Less robust way is to set

    Type=forking
then

* if app exited with okay, it is considered running

* if app exited with not okay, you get error on start

but obviously then app need to be of self-forking type.

It's an iffy problem to solve; I guess systemd could have some wait interval to wait for service that might crash some milliseconds after start but that would delay every start unnecesarily



Right, like I said I don't think any init system has actually figured this out but that is what as an admin I actually care about rather than startup times or the aesthetic properties of the configuration files. You would need some kind of semantics that define what it means for a system to be "ready". In practice we tended to lean towards some kind of polling of the service itself (which is at least slightly better than "sleep 3" or whatever).
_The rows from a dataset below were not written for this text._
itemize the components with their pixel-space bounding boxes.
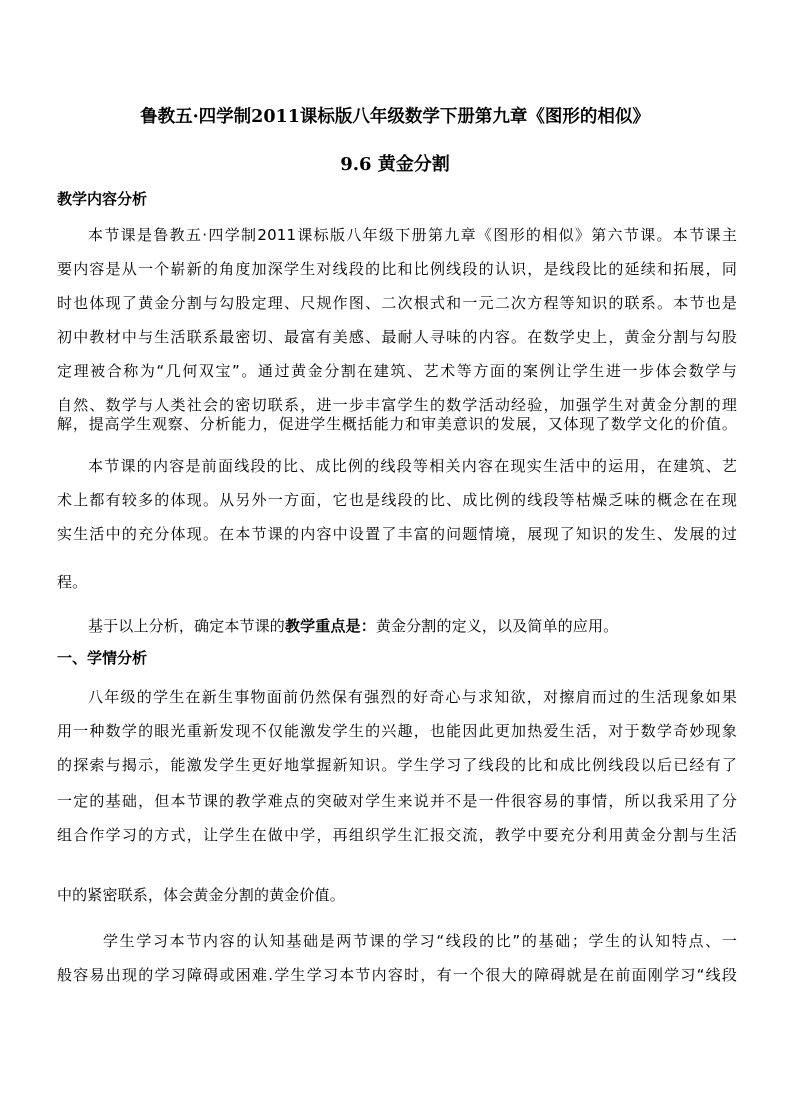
paragraph-line: 程。 [57,573,88,591]
paragraph-line: 实生活中的充分体现。在本节课的内容中设置了丰富的问题情境，展现了知识的发生、发展的过 [57,525,737,543]
paragraph-line: 学生学习本节内容的认知基础是两节课的学习“线段的比”的基础；学生的认知特点、一 [103,932,737,950]
paragraph-line: 要内容是从一个崭新的角度加深学生对线段的比和比例线段的认识，是线段比的延续和拓展，同 [57,260,737,278]
paragraph-line: 般容易出现的学习障碍或困难.学生学习本节内容时，有一个很大的障碍就是在前面刚学习“线段 [57,966,737,984]
key-point-line [88,615,737,636]
paragraph-line: 中的紧密联系，体会黄金分割的黄金价值。 [57,886,345,904]
paragraph-line: 组合作学习的方式，让学生在做中学，再组织学生汇报交流，教学中要充分利用黄金分割与生活 [57,826,737,844]
section-heading-content-analysis: 教学内容分析 [57,190,148,208]
key-point-text: 黄金分割的定义，以及简单的应用。 [375,617,619,635]
paragraph-line: 一定的基础，但本节课的教学难点的突破对学生来说并不是一件很容易的事情，所以我采用了分 [57,792,737,810]
paragraph-line: 本节课是鲁教五·四学制2011课标版八年级下册第九章《图形的相似》第六节课。本节课主 [88,226,737,244]
paragraph-line: 自然、数学与人类社会的密切联系，进一步丰富学生的数学活动经验，加强学生对黄金分割的理 [57,396,737,414]
paragraph-line: 定理被合称为“几何双宝”。通过黄金分割在建筑、艺术等方面的案例让学生进一步体会数学与 [57,362,737,380]
lesson-title: 9.6 黄金分割 [340,154,450,175]
paragraph-line: 用一种数学的眼光重新发现不仅能激发学生的兴趣，也能因此更加热爱生活，对于数学奇妙现象 [57,722,737,740]
key-point-label: 教学重点是： [284,617,376,635]
key-point-prefix: 基于以上分析，确定本节课的 [88,617,285,635]
section-heading-student-analysis: 一、学情分析 [57,649,148,667]
paragraph-line: 的探索与揭示，能激发学生更好地掌握新知识。学生学习了线段的比和成比例线段以后已经有了 [57,756,737,774]
document-title: 鲁教五·四学制2011课标版八年级数学下册第九章《图形的相似》 [140,107,650,127]
paragraph-line: 初中教材中与生活联系最密切、最富有美感、最耐人寻味的内容。在数学史上，黄金分割与勾股 [57,328,737,346]
paragraph-line: 解，提高学生观察、分析能力，促进学生概括能力和审美意识的发展，又体现了数学文化的价值。 [57,415,737,433]
paragraph-line: 术上都有较多的体现。从另外一方面，它也是线段的比、成比例的线段等枯燥乏味的概念在在现 [57,491,737,509]
paragraph-line: 时也体现了黄金分割与勾股定理、尺规作图、二次根式和一元二次方程等知识的联系。本节也是 [57,294,737,312]
paragraph-line: 本节课的内容是前面线段的比、成比例的线段等相关内容在现实生活中的运用，在建筑、艺 [88,457,737,475]
paragraph-line: 八年级的学生在新生事物面前仍然保有强烈的好奇心与求知欲，对擦肩而过的生活现象如果 [88,688,737,706]
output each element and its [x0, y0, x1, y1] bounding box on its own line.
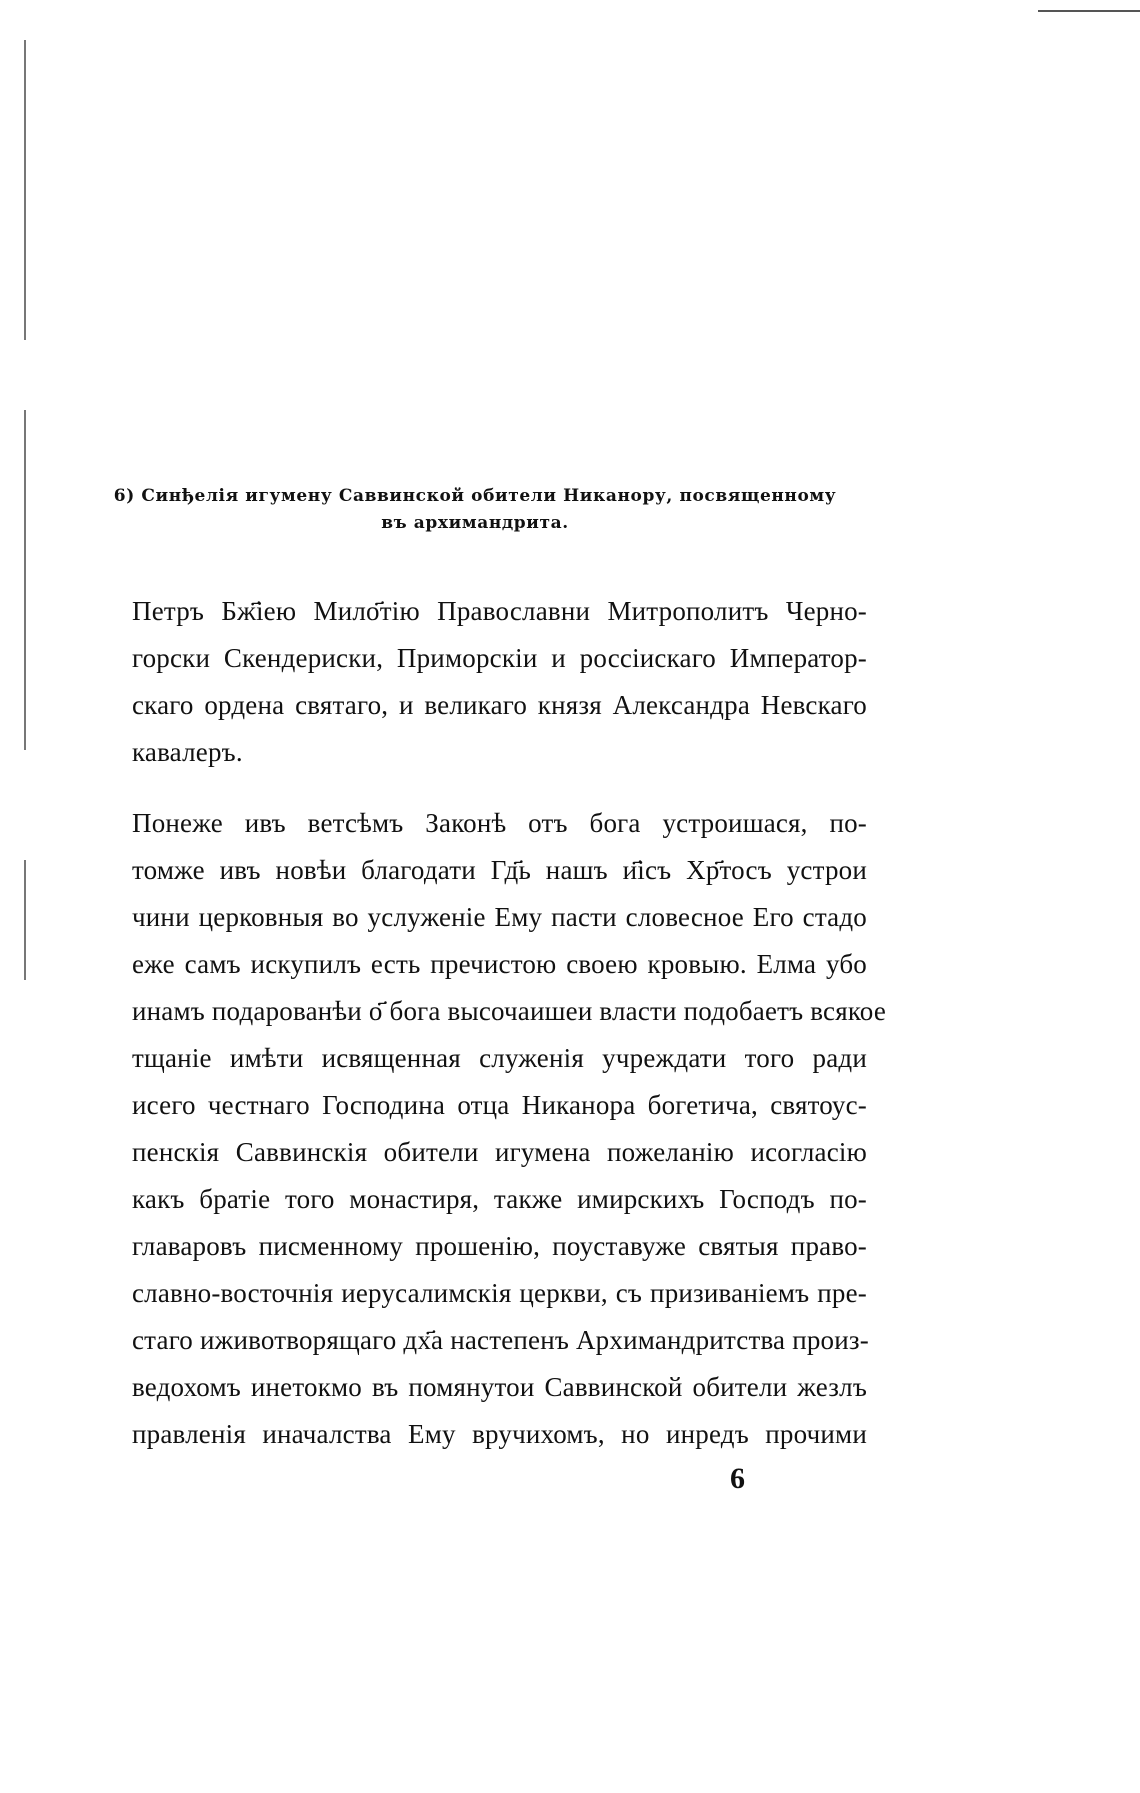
heading-line: 6) Синђелія игумену Саввинской обители Никанору, посвященному [113, 486, 837, 506]
text-line: какъ братіе того монастиря, также имирскихъ Господъ по- [132, 1184, 867, 1214]
text-line: еже самъ искупилъ есть пречистою своею кровыю. Елма убо [132, 949, 867, 979]
text-line: скаго ордена святаго, и великаго князя Александра Невскаго [132, 690, 867, 720]
text-line: Понеже ивъ ветсѣмъ Законѣ отъ бога устроишася, по- [132, 808, 867, 838]
text-line: чини церковныя во услуженіе Ему пасти словесное Его стадо [132, 902, 867, 932]
scan-margin-mark [24, 410, 26, 750]
text-line: исего честнаго Господина отца Никанора богетича, святоус- [132, 1090, 867, 1120]
scan-edge-rule [1038, 10, 1140, 12]
text-line: Петръ Бж҃іею Мило҃тію Православни Митрополитъ Черно- [132, 596, 867, 626]
text-line: томже ивъ новѣи благодати Гд҃ь нашъ и҃ісъ Хр҃тосъ устрои [132, 855, 867, 885]
text-line: стаго иживотворящаго дх҃а настепенъ Архимандритства произ- [132, 1325, 869, 1355]
text-line: инамъ подарованѣи о҃ бога высочаишеи власти подобаетъ всякое [132, 996, 887, 1026]
paragraph-body [132, 800, 887, 1458]
text-line: правленія иначалства Ему вручихомъ, но инредъ прочими [132, 1419, 867, 1449]
text-line: главаровъ писменному прошенію, поуставуже святыя право- [132, 1231, 867, 1261]
document-heading [70, 483, 880, 537]
text-line: горски Скендериски, Приморскіи и россіискаго Император- [132, 643, 867, 673]
text-line: кавалеръ. [132, 737, 243, 767]
page-number: 6 [730, 1462, 745, 1495]
paragraph-title [132, 588, 867, 776]
text-line: тщаніе имѣти исвященная служенія учреждати того ради [132, 1043, 867, 1073]
text-line: пенскія Саввинскія обители игумена пожеланію исогласію [132, 1137, 867, 1167]
heading-line: въ архимандрита. [381, 513, 569, 533]
document-body [132, 588, 887, 1458]
text-line: ведохомъ инетокмо въ помянутои Саввинской обители жезлъ [132, 1372, 867, 1402]
text-line: славно-восточнія иерусалимскія церкви, съ призиваніемъ пре- [132, 1278, 867, 1308]
scan-margin-mark [24, 40, 26, 340]
scan-margin-mark [24, 860, 26, 980]
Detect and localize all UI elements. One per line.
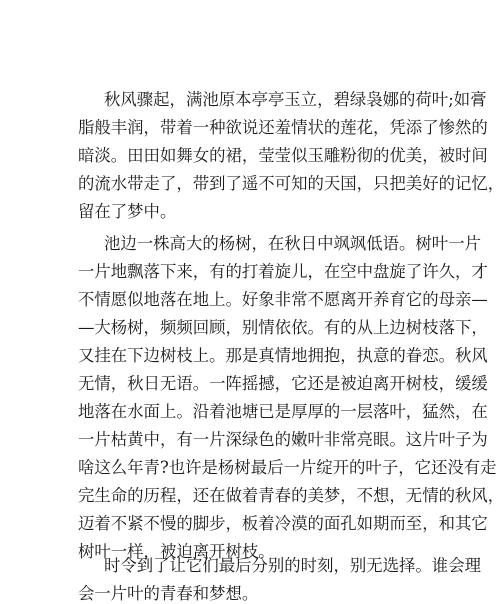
text-line: 暗淡。田田如舞女的裙，莹莹似玉雕粉彻的优美，被时间 xyxy=(78,146,488,165)
text-line: 地落在水面上。沿着池塘已是厚厚的一层落叶，猛然，在 xyxy=(78,402,488,421)
text-line: 一片枯黄中，有一片深绿色的嫩叶非常亮眼。这片叶子为 xyxy=(78,430,488,449)
text-line: 留在了梦中。 xyxy=(78,202,177,221)
text-line: —大杨树，频频回顾，别情依依。有的从上边树枝落下， xyxy=(78,318,488,337)
text-line: 树叶一样，被迫离开树枝。 xyxy=(78,542,275,561)
text-line: 会一片叶的青春和梦想。 xyxy=(78,584,259,603)
text-line: 完生命的历程，还在做着青春的美梦，不想，无情的秋风， xyxy=(78,486,504,505)
text-line: 不情愿似地落在地上。好象非常不愿离开养育它的母亲— xyxy=(78,290,488,309)
text-line: 一片地飘落下来，有的打着旋儿，在空中盘旋了许久，才 xyxy=(78,262,488,281)
text-line: 又挂在下边树枝上。那是真情地拥抱，执意的眷恋。秋风 xyxy=(78,346,488,365)
text-line: 的流水带走了，带到了遥不可知的天国，只把美好的记忆， xyxy=(78,174,504,193)
text-line: 池边一株高大的杨树，在秋日中飒飒低语。树叶一片 xyxy=(104,234,481,253)
text-line: 时令到了让它们最后分别的时刻，别无选择。谁会理 xyxy=(104,556,481,575)
text-line: 啥这么年青?也许是杨树最后一片绽开的叶子，它还没有走 xyxy=(78,458,497,477)
text-line: 脂般丰润，带着一种欲说还羞情状的莲花，凭添了惨然的 xyxy=(78,118,488,137)
text-line: 迈着不紧不慢的脚步，板着冷漠的面孔如期而至，和其它 xyxy=(78,514,488,533)
text-line: 秋风骤起，满池原本亭亭玉立，碧绿袅娜的荷叶;如膏 xyxy=(104,90,487,109)
text-line: 无情，秋日无语。一阵摇撼，它还是被迫离开树枝，缓缓 xyxy=(78,374,488,393)
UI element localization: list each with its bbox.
Now, it's true that if applications would adopt systemd's Notify system this could really help, but this is equivalent to saying "if software were different it might be better".


Yeah its PITA problem.

Like, service can fork, return okay then die after a second coz someone set memory size wrong. No real sensible way for init system to prevent it.

Or takes 5 minutes to load then hits some bad data and crashes.

We just set services on auto-restart, monitor it and flag alert if service is restarting too often.